The US Senate voted 57-43 to acquit Donald Trump on Saturday, after the former president was charged with inciting the January 6 attack on the US Capitol building.
The 57-43 vote fell short of the two-thirds majority needed to secure a conviction against the former President. It also marks the second time, in 13 months, that Trump has been acquitted by the United States Senate on impeachment charges.
“This has been yet another phase of the greatest witch hunt in the history of our Country,” former president Trump said in a statement. “No president has ever gone through anything like it.”

The 57-43 vote was short of the two-thirds necessary for conviction. Seven Republican Senators joined Democrats in voting the former president as guilty.
Senators settled on admitting a witness statement from GOP Rep. Herrera Beutler into Trump’s trial record instead of calling witnesses. Beutler, who voted to impeach, detailed a phone call between former president Trump and House GOP leader Kevin McCarthy on January 6.
The trial veered off its expected course earlier on Saturday as Senators voted to allow witnesses and then reached a settlement to allow a witness statement instead.
Just hours after the Senate voted to have witnesses in the impeachment trial, House impeachment managers and former President Trump’s lawyers agreed to enter GOP Rep.

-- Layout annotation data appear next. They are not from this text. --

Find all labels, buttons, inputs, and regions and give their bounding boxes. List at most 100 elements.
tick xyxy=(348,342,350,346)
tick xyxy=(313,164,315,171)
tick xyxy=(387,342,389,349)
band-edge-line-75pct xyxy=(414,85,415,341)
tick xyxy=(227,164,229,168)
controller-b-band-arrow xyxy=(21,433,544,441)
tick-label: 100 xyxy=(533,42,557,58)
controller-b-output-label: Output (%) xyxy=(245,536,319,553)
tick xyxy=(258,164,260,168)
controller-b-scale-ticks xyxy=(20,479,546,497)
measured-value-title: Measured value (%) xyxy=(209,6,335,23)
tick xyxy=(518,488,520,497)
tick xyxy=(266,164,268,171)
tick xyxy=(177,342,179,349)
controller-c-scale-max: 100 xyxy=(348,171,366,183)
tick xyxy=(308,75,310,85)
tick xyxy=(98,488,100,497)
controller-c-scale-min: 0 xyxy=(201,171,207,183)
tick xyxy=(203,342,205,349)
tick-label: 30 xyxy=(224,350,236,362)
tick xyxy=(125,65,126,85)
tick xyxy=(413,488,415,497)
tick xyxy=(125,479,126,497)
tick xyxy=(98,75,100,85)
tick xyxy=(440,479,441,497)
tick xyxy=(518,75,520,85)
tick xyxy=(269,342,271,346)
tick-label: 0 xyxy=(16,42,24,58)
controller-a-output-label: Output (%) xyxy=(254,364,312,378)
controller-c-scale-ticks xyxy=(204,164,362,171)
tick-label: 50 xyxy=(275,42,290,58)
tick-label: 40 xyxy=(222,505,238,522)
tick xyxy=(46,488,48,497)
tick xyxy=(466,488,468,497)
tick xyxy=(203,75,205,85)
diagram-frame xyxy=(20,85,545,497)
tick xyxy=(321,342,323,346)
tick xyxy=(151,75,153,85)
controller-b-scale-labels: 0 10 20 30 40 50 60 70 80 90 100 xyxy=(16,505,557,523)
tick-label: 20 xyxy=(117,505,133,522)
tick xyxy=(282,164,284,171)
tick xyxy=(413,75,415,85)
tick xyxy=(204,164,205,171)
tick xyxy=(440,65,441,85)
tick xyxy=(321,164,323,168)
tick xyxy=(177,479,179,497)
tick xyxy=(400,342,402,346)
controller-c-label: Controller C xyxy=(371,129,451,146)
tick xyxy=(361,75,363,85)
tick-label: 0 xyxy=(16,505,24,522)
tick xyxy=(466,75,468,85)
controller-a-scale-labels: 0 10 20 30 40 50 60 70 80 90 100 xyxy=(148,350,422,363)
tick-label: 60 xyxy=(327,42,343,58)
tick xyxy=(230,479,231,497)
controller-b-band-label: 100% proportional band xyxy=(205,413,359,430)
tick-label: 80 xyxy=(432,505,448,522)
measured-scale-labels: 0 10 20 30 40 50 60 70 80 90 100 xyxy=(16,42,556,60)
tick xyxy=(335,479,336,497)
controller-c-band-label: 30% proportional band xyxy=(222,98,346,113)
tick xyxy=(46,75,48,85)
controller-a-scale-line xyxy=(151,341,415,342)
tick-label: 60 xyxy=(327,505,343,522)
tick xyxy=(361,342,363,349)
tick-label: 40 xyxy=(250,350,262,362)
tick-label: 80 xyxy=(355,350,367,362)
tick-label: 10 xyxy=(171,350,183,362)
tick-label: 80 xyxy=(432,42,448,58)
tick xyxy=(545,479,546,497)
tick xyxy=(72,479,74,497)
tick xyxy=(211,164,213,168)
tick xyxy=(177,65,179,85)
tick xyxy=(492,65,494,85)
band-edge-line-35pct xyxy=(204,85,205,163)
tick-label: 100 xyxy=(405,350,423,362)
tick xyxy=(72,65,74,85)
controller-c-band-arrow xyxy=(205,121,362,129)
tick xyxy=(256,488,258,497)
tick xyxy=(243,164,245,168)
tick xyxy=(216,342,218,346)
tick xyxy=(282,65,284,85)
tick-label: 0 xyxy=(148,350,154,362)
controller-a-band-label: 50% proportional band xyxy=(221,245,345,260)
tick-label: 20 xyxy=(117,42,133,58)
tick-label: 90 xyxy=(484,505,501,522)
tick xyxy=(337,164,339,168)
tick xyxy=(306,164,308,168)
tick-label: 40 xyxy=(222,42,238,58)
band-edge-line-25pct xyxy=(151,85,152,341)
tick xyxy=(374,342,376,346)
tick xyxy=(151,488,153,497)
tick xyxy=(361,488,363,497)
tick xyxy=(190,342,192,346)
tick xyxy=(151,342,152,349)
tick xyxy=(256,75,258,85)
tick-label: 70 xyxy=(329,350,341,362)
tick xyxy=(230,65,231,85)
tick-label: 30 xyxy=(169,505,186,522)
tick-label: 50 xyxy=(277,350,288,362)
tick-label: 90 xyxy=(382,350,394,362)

Herrera Beutler’s statement into evidence for the Senate trial record instead of calling her as a witness.
The trial was an historic first due to Trump being the only president impeached twice in recorded history and the first to be tried after leaving office. Trump was only the third president tried in the Senate — all were acquitted. But the Senate vote against Trump was the most bipartisan vote for conviction of a president in history — the others faced votes entirely from the opposition party.